An Accurate and Efficient Forecast Framework for Fine PM2.5 Maps Using Spatiotemporal Recurrent Neural Networks

Commonly used numerical prediction models for PM2.5 maps suffer from low accuracy and high computation cost, which cannot meet the requirements for fine-scale air pollution control. In this study, we propose a framework based on the spatiotemporal recurrent neural network (PredRNN) to efficiently generate accurate 3-hour and 6-km PM2.5 maps with a lead time of 5 days. In this framework, two PredRNN networks are initially utilized to forecast PM2.5 concentration at ground monitoring sites and the spatial distribution of aerosol optical depth (AOD) by assimilating the output of numerical prediction model.

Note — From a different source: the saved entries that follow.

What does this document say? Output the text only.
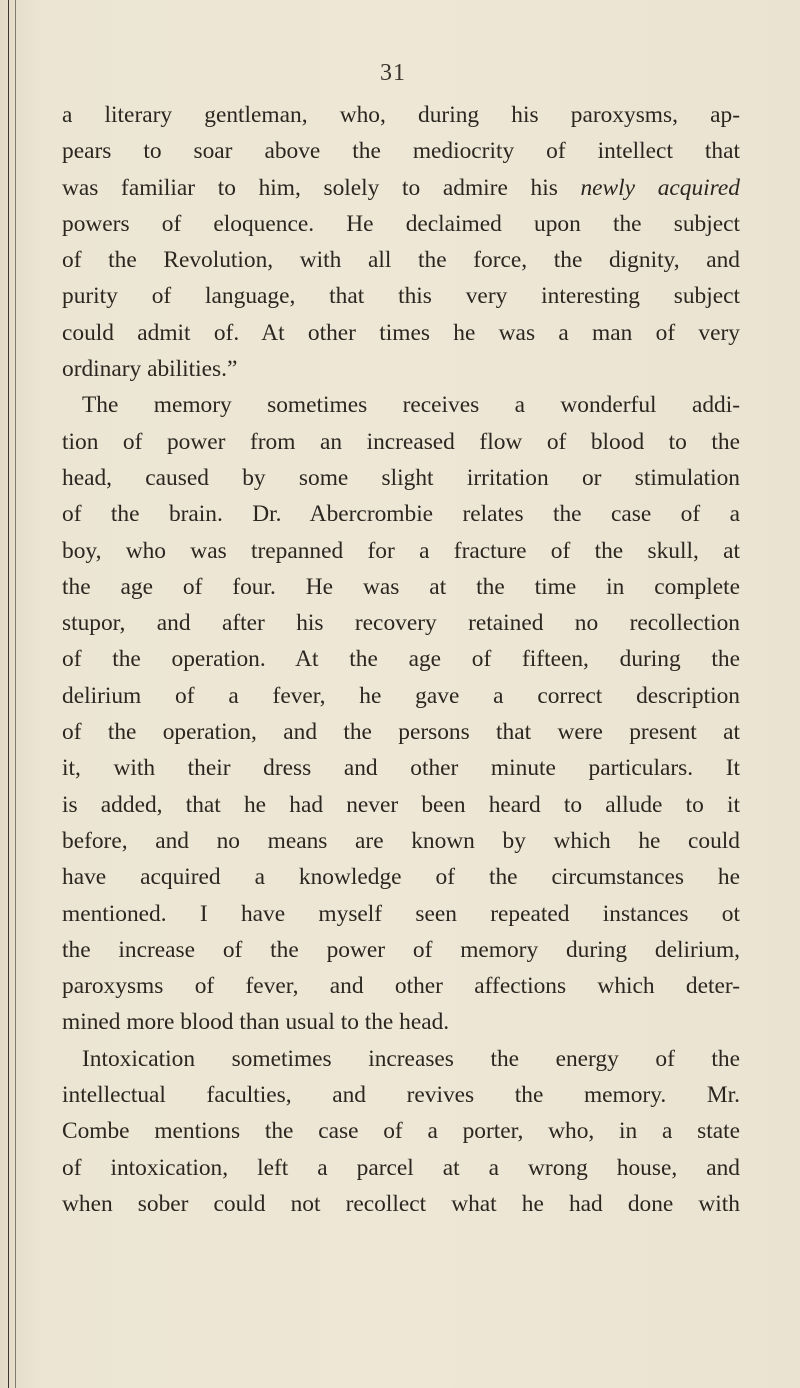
31
a literary gentleman, who, during his paroxysms, ap-
pears to soar above the mediocrity of intellect that
was familiar to him, solely to admire his newly acquired
powers of eloquence. He declaimed upon the subject
of the Revolution, with all the force, the dignity, and
purity of language, that this very interesting subject
could admit of. At other times he was a man of very
ordinary abilities.”
The memory sometimes receives a wonderful addi-
tion of power from an increased flow of blood to the
head, caused by some slight irritation or stimulation
of the brain. Dr. Abercrombie relates the case of a
boy, who was trepanned for a fracture of the skull, at
the age of four. He was at the time in complete
stupor, and after his recovery retained no recollection
of the operation. At the age of fifteen, during the
delirium of a fever, he gave a correct description
of the operation, and the persons that were present at
it, with their dress and other minute particulars. It
is added, that he had never been heard to allude to it
before, and no means are known by which he could
have acquired a knowledge of the circumstances he
mentioned. I have myself seen repeated instances ot
the increase of the power of memory during delirium,
paroxysms of fever, and other affections which deter-
mined more blood than usual to the head.
Intoxication sometimes increases the energy of the
intellectual faculties, and revives the memory. Mr.
Combe mentions the case of a porter, who, in a state
of intoxication, left a parcel at a wrong house, and
when sober could not recollect what he had done with
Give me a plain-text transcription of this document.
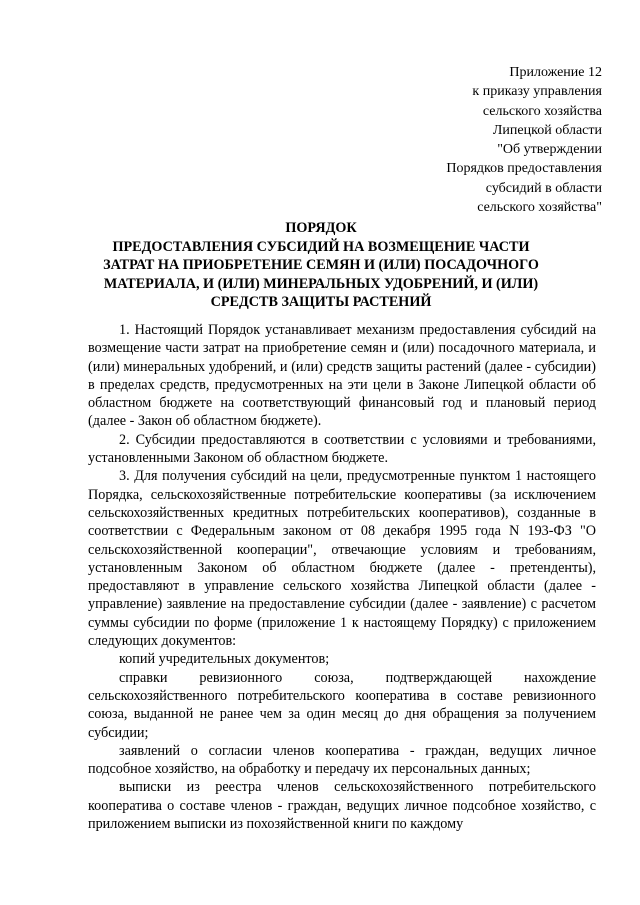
Приложение 12
к приказу управления
сельского хозяйства
Липецкой области
"Об утверждении
Порядков предоставления
субсидий в области
сельского хозяйства"
ПОРЯДОК
ПРЕДОСТАВЛЕНИЯ СУБСИДИЙ НА ВОЗМЕЩЕНИЕ ЧАСТИ
ЗАТРАТ НА ПРИОБРЕТЕНИЕ СЕМЯН И (ИЛИ) ПОСАДОЧНОГО
МАТЕРИАЛА, И (ИЛИ) МИНЕРАЛЬНЫХ УДОБРЕНИЙ, И (ИЛИ)
СРЕДСТВ ЗАЩИТЫ РАСТЕНИЙ

1. Настоящий Порядок устанавливает механизм предоставления субсидий на возмещение части затрат на приобретение семян и (или) посадочного материала, и (или) минеральных удобрений, и (или) средств защиты растений (далее - субсидии) в пределах средств, предусмотренных на эти цели в Законе Липецкой области об областном бюджете на соответствующий финансовый год и плановый период (далее - Закон об областном бюджете).

2. Субсидии предоставляются в соответствии с условиями и требованиями, установленными Законом об областном бюджете.

3. Для получения субсидий на цели, предусмотренные пунктом 1 настоящего Порядка, сельскохозяйственные потребительские кооперативы (за исключением сельскохозяйственных кредитных потребительских кооперативов), созданные в соответствии с Федеральным законом от 08 декабря 1995 года N 193-ФЗ "О сельскохозяйственной кооперации", отвечающие условиям и требованиям, установленным Законом об областном бюджете (далее - претенденты), предоставляют в управление сельского хозяйства Липецкой области (далее - управление) заявление на предоставление субсидии (далее - заявление) с расчетом суммы субсидии по форме (приложение 1 к настоящему Порядку) с приложением следующих документов:

копий учредительных документов;

справки ревизионного союза, подтверждающей нахождение сельскохозяйственного потребительского кооператива в составе ревизионного союза, выданной не ранее чем за один месяц до дня обращения за получением субсидии;

заявлений о согласии членов кооператива - граждан, ведущих личное подсобное хозяйство, на обработку и передачу их персональных данных;

выписки из реестра членов сельскохозяйственного потребительского кооператива о составе членов - граждан, ведущих личное подсобное хозяйство, с приложением выписки из похозяйственной книги по каждому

Subsequently, the 3-hour and 6-km PM2.5 forecasted maps with a lead time of 5 days can be inferred by establishing the regression links between the forecasted results of PM2.5 concentration at ground sites and AOD maps. We evaluate the proposed framework in the Beijing-Tianjin-Hebei urban agglomeration region during 2017 to 2020. Compared with the numerical prediction products of the Copernicus Atmosphere Monitoring Service, the proposed framework achieves higher accuracy, with R2 of 0.83 at the forecast base time and 0.70 at the fifth day. The spatial information richness is also enhanced by approximately 15.67% according to the information entropy metrics. Notably, the proposed framework only requires one minute for forecasting 5-days PM2.5 maps. These results demonstrate that our framework can efficiently generate accurate and fine PM2.5 maps with a lead time of 5 days.